The dinner was simple, reheated, clearly meant for earlier. Grilled salmon, mashed potatoes, and roasted vegetables. On paper, it was upscale—like everything else in this house. But it didn't feel pretentious. It felt thoughtful. Like someone had tried to make something nourishing. Warm. It tasted like someone had actually cared.

We ate in near silence for the first several minutes. The only sounds were the occasional clink of fork against plate, the muffled hum of the house settling around us. It should have felt awkward, but it didn't—not entirely. There was something tentative about the silence. Like neither of us wanted to speak too soon and break it.

Then Susan spoke.

"Your grandmother died giving birth to me," she said quietly, as if the words had waited years to be said.

I paused mid-bite, glancing up at her.

"I never knew her," she continued, her voice steady but low. "But your grandfather? I knew him all too well."

Her gaze shifted away from me, as if memory had pulled her into another room entirely.

"He was… a hard man," she said finally. "Ambitious to a fault. Cold-hearted. Ruthless when it came to power. He was built like a stone wall—emotionally, I mean—and twice as stubborn. But when I was little, I wanted to be just like him. I thought that's what strength looked like."

She let out a small, bitter laugh—dry and without humor.

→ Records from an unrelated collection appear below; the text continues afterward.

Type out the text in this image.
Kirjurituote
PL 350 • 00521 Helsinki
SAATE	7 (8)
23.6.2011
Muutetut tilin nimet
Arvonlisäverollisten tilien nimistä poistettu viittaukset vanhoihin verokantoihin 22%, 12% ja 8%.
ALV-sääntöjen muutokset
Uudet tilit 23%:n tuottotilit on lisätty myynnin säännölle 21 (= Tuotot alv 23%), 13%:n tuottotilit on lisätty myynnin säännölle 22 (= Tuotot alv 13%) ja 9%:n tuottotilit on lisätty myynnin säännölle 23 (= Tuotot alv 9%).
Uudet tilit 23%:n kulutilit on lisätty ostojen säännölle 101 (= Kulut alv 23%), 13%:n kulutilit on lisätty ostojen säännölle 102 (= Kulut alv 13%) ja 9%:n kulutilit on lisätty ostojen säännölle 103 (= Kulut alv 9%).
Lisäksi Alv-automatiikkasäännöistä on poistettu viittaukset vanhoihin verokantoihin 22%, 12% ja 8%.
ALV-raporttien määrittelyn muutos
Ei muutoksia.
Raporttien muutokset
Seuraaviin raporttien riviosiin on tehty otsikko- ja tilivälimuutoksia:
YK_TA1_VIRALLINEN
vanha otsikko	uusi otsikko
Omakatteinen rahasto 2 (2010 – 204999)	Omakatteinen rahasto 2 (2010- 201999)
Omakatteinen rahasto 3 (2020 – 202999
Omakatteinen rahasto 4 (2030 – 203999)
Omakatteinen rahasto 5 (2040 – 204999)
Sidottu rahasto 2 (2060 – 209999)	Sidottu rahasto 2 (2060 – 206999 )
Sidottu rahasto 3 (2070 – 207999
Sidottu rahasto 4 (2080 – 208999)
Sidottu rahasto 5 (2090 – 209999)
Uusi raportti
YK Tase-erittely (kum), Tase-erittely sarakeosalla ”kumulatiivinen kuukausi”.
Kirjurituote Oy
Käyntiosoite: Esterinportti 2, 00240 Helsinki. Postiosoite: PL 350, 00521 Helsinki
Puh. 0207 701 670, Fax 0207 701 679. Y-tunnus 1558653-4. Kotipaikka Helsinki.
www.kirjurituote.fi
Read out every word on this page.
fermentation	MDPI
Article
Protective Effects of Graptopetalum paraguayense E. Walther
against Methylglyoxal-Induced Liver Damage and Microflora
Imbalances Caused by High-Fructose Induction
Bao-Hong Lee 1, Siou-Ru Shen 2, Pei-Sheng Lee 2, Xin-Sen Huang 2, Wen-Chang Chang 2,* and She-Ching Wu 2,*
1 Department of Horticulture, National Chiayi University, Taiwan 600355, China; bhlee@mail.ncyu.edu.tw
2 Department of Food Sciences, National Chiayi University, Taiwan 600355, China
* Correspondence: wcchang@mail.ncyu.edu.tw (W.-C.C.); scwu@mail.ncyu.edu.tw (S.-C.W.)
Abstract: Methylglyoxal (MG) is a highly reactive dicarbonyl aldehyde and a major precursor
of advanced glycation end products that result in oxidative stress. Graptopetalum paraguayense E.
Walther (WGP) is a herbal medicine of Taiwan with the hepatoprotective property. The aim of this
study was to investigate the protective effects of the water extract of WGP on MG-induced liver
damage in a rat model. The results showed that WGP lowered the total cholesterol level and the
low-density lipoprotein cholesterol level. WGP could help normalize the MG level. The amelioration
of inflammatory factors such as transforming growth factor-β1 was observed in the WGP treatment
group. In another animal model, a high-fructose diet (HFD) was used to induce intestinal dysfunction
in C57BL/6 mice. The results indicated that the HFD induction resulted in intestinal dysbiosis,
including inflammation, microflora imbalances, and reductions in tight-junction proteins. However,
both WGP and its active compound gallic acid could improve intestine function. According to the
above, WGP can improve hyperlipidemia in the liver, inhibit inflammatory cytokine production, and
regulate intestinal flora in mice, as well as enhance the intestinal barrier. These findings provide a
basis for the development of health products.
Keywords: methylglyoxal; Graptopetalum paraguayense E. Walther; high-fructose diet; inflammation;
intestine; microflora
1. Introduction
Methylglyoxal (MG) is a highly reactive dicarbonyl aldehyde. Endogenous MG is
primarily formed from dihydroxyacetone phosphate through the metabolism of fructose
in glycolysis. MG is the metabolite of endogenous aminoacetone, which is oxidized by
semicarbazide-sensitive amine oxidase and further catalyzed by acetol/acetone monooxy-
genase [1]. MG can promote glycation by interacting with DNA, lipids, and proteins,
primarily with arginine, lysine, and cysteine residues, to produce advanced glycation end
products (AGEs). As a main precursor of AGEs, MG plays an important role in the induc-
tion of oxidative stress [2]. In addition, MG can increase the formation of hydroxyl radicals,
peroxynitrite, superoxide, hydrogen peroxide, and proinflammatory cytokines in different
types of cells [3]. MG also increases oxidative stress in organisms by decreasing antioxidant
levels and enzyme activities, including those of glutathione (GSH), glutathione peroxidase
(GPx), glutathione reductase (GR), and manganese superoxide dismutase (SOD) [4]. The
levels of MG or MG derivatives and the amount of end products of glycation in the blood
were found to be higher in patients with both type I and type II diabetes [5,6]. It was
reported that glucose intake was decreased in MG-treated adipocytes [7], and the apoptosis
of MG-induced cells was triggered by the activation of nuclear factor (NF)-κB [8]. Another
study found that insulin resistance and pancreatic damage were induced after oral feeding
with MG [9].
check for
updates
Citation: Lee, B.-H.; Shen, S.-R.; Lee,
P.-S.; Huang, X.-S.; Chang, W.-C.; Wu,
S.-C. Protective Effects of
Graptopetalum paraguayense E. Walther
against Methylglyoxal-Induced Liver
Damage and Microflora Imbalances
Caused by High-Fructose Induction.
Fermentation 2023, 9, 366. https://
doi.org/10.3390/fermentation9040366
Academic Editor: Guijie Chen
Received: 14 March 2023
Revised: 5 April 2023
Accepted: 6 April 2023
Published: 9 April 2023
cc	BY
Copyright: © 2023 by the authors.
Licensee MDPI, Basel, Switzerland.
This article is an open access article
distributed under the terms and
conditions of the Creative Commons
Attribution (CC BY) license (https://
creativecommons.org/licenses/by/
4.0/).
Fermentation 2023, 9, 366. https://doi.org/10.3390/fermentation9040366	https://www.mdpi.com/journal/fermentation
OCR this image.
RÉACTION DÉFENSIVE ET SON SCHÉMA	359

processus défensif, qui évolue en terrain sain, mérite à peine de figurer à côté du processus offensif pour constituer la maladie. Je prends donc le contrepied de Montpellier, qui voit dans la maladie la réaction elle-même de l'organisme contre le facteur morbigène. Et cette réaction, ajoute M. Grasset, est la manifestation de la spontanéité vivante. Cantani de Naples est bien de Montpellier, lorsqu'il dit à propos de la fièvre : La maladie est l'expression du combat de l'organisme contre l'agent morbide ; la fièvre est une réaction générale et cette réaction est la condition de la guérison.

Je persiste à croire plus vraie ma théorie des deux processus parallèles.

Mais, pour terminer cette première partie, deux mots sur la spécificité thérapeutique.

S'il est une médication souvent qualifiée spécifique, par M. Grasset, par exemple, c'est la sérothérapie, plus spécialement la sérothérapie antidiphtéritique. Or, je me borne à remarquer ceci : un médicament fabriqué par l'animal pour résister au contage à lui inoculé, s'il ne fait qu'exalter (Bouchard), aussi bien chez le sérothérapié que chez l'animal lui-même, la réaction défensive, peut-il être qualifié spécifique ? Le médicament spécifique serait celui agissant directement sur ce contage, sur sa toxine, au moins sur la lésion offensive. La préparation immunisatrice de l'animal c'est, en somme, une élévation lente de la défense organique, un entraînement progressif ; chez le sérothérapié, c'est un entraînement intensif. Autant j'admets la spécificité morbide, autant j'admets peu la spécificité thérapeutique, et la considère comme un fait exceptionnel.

"I didn't realize how wrong I was until Jenny came along."

I watched her carefully. Her words weren't calculated. They weren't part of some speech. She wasn't performing. She was just telling the truth. And there was something disarming about that. Something raw.

She was trying. Trying to connect. Trying to let me in.

So I let her talk.

She turned her wine glass slowly between her fingers, watching the way the liquid caught the dim light, though I could tell her mind was far away.

"Jenny's mother…" she began again, more cautiously now, "…was your grandfather's fifth wife."

I raised my eyebrows. "Fifth?"

Susan gave me a sideways look and a tight, humorless smile. "Yes. He collected wives the way some men collect rare wines or stocks—based on value, usefulness, timing. Whatever benefitted him most at the time."

I leaned back slightly in my chair, letting that image settle. Cold. Calculated. Transactional.

"It was, in his words, a 'match made in heaven.'" She scoffed under her breath. "She was just like him—beautiful, driven, utterly self-absorbed. They understood each other perfectly. No love, of course. Just… mutual ambition."

Her voice softened then, and she looked down at her plate, most of the food untouched now.

"But then Jenny was born. And for the first time, something entered their world that couldn't be negotiated or strategized around. A child. A little girl who just wanted to be loved."

She paused again, her fingers tightening slightly around her glass.

"It was painful to watch. The way she tried to earn their attention. Their affection. She'd draw them pictures, bake cookies with the kitchen staff and carry them upstairs herself. She'd wait outside her mother's door, hoping for a compliment on her new dress or her braids."

Susan looked up at me then. And in her eyes, I saw years of guilt, of helplessness, of regret.

"But they were too busy with themselves to see her. To really see her."

A knot twisted in my chest.

I thought of Jenny—the curious, bright, annoyingly persistent girl who'd made it her mission to bond with me. I'd thought it was just how she was. But now I saw it—maybe she wasn't just friendly. Maybe she was still trying to be seen.

Susan set her glass down gently, her fingers now folded in her lap.

"That's when things began to shift for me," she said quietly. "That's when the illusion started to crack. When I realized the man I'd spent my whole life admiring… wasn't good. Wasn't kind. Wasn't someone to emulate."

The silence that followed wasn't empty—it was full. Heavy with memory. With things unspoken and newly revealed.

Two strangers sat at a table, still unsure of how to bridge the space between them.

But for the first time, a mother and a son were beginning to try.